8. The method of claim 1 or 2 wherein the administration period commences at least four weeks prior to commencement of radiation therapy.

9. The method of claim 2 wherein a daily maintenance amount of less than 60% the daily standard therapeutic amount is administered during a maintenance period after completion of the administration period.

10. The method of claim 9 wherein the maintenance period is at least one month.

11. The method of claim 9 wherein the maintenance period is at least three months.

12. The method of claim 2 wherein a maintenance amount of between 60% and 100% of the daily standard therapeutic amount is administered during a maintenance period after completion of the administration period, with the maintenance amount administered at a frequency that is one-half or less of the frequency at which the standard daily therapeutic amount was administered.

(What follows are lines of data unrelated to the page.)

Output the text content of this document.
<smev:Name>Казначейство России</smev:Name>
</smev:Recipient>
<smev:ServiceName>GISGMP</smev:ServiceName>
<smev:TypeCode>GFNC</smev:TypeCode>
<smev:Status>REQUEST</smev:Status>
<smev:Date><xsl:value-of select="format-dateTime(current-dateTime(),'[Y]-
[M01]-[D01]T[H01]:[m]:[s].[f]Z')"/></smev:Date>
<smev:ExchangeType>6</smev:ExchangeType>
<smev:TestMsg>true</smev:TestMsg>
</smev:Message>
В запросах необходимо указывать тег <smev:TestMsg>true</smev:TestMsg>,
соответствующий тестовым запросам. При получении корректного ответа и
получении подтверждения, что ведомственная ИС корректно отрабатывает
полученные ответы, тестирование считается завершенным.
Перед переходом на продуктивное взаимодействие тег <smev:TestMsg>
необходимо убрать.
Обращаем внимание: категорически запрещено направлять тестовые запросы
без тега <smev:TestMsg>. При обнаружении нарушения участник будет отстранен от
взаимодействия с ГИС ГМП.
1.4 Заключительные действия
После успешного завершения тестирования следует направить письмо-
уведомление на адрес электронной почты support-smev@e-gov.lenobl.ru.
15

13. The method of claim 2 wherein a maintenance amount of between 60% and 100% of the daily standard therapeutic amount is administered during a maintenance period after completion of the administration period, with the maintenance amount administered at a frequency that is one-quarter or less of the frequency at which the standard daily therapeutic amount was administered.

14. The method of claim 12 or 13 wherein the maintenance period is at least one month.

15. The method of claim 12 or 13 wherein the maintenance period is at least six months.

16. The method of claim 1 or 2 wherein the genistein is administered in the form of a nanosuspension.

17. The method of claim 1 or 2 wherein administration is effected orally.